Rishi Sunak: he loves coming out with rousing claims in Prime Minister’s Questions. What a shame so few of them are true.

Rishi Sunak seems to love misleading us all about poverty.

At Prime Minister’s Questions last week, he claimed that 1.7 million fewer people are in poverty now than when the Conservatives came back into power.

But he was almost certainly using the relative definition of poverty – that is, that a person is only define as being in poverty if they receive 60 per cent of the median average income, or less.

He was almost certainly not referring to genuine poverty, in which people cannot afford to eat or buy basic essentials. Peter Stefanovic spells out the distinction here:

14 million people in poverty is a little more than one-fifth of the population.

A million adults can’t afford to eat every day.

Nine million, while eating every day, are skipping meals and cutting back on food. There is a consequent effect on the nation’s health that will impact the NHS, of course – with thousands of people being hospitalised with malnutrition. Then the Tories say they don’t understand why the health service can’t cope after they have put so much (ha ha!) extra funding into it.

A record 2.1 million people are now using food banks. Remember David Cameron’s ‘Big Society’ policy? This is its only success – forcing more wealthy people to subsidise those who cannot afford to feed themselves, including lower-paid working people and nurses, let’s not forget, with charity.

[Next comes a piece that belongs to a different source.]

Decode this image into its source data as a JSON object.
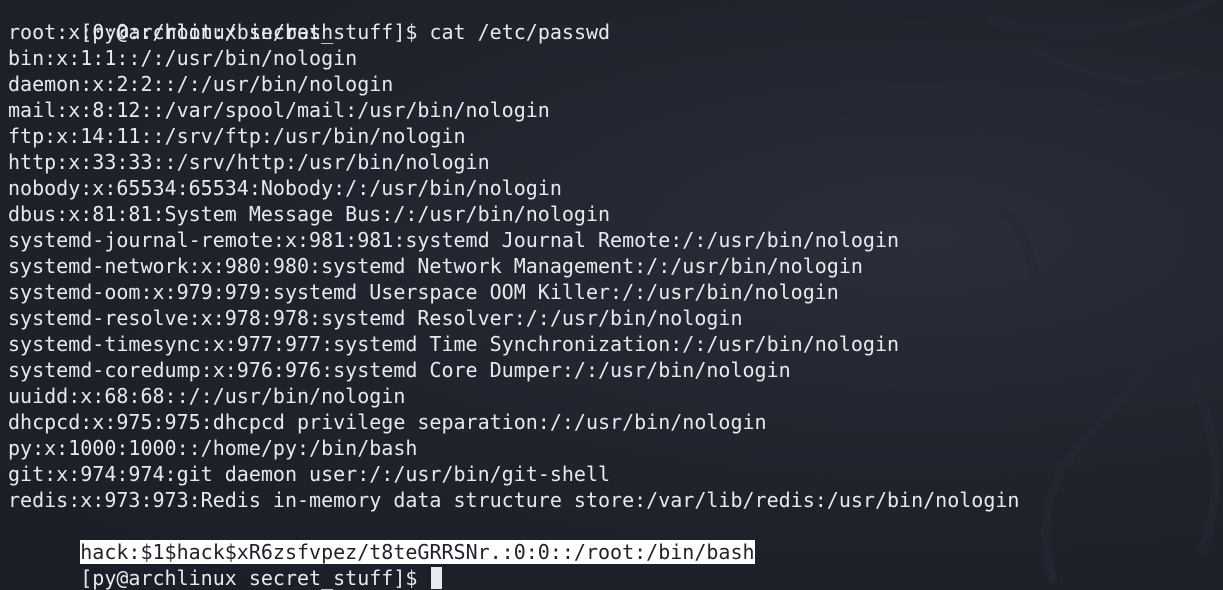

The number of children in food poverty has doubled in the last year alone.

Seven million households aren’t being heated properly.

Sunak also mentioned inequality, claiming – again, falsely – that this is also lower. In fact:

In 2022, incomes for the poorest 14 million people fell by 7.5 per cent while those for the richest fifth saw a 7.8 per cent increase.

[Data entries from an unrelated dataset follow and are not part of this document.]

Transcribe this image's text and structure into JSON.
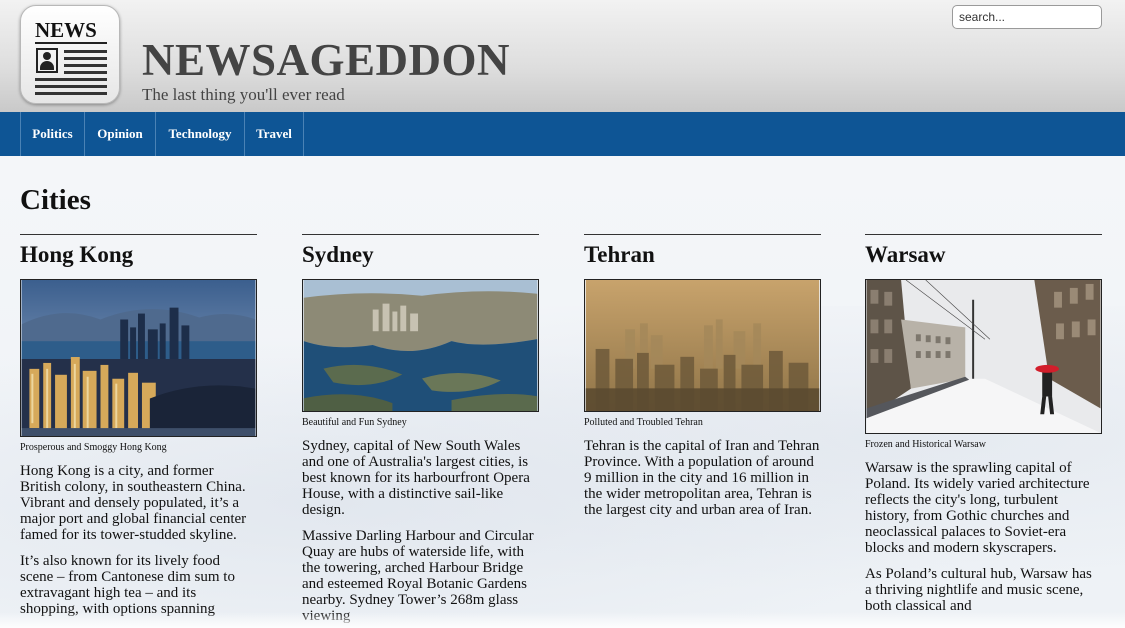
{
  "header": {
    "logo_text": "NEWS",
    "site_title": "NEWSAGEDDON",
    "tagline": "The last thing you'll ever read",
    "search_placeholder": "search..."
  },
  "nav": {
    "items": [
      {
        "label": "Politics"
      },
      {
        "label": "Opinion"
      },
      {
        "label": "Technology"
      },
      {
        "label": "Travel"
      }
    ]
  },
  "main": {
    "heading": "Cities",
    "cities": [
      {
        "name": "Hong Kong",
        "caption": "Prosperous and Smoggy Hong Kong",
        "paragraphs": [
          "Hong Kong is a city, and former British colony, in southeastern China. Vibrant and densely populated, it’s a major port and global financial center famed for its tower-studded skyline.",
          "It’s also known for its lively food scene – from Cantonese dim sum to extravagant high tea – and its shopping, with options spanning"
        ]
      },
      {
        "name": "Sydney",
        "caption": "Beautiful and Fun Sydney",
        "paragraphs": [
          "Sydney, capital of New South Wales and one of Australia's largest cities, is best known for its harbourfront Opera House, with a distinctive sail-like design.",
          "Massive Darling Harbour and Circular Quay are hubs of waterside life, with the towering, arched Harbour Bridge and esteemed Royal Botanic Gardens nearby. Sydney Tower’s 268m glass viewing"
        ]
      },
      {
        "name": "Tehran",
        "caption": "Polluted and Troubled Tehran",
        "paragraphs": [
          "Tehran is the capital of Iran and Tehran Province. With a population of around 9 million in the city and 16 million in the wider metropolitan area, Tehran is the largest city and urban area of Iran."
        ]
      },
      {
        "name": "Warsaw",
        "caption": "Frozen and Historical Warsaw",
        "paragraphs": [
          "Warsaw is the sprawling capital of Poland. Its widely varied architecture reflects the city's long, turbulent history, from Gothic churches and neoclassical palaces to Soviet-era blocks and modern skyscrapers.",
          "As Poland’s cultural hub, Warsaw has a thriving nightlife and music scene, both classical and"
        ]
      }
    ]
  }
}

Could that be partly because Sunak has uncapped bankers’ bonuses while imposing real-terms pay cuts on public sector workers?

Sunak reckons 200,000 fewer pensioners are in poverty today – but the number of pensioners in relative poverty has actually increased by more than 200,000. In 2021/22, more than two million pensioners were living in poverty in the UK.

Sunak’s comment about 100,000 new homes needs no response because the House of Lords rightly rejected the arguments in favour of building on land likely to be flooded with water that had been polluted, not only by developers but also by greedy privatised water firms.

Sunak reckons he’s delivered 4,000 prison officers – so why are there fewer now than in 2010? Does it have something to do with the privatisation – and profitisation – of our prisons?

It would be worth keeping this information handy when PMQs is on over the next few weeks and months.

I’ll try to put out a YouTube clip and a few infographics.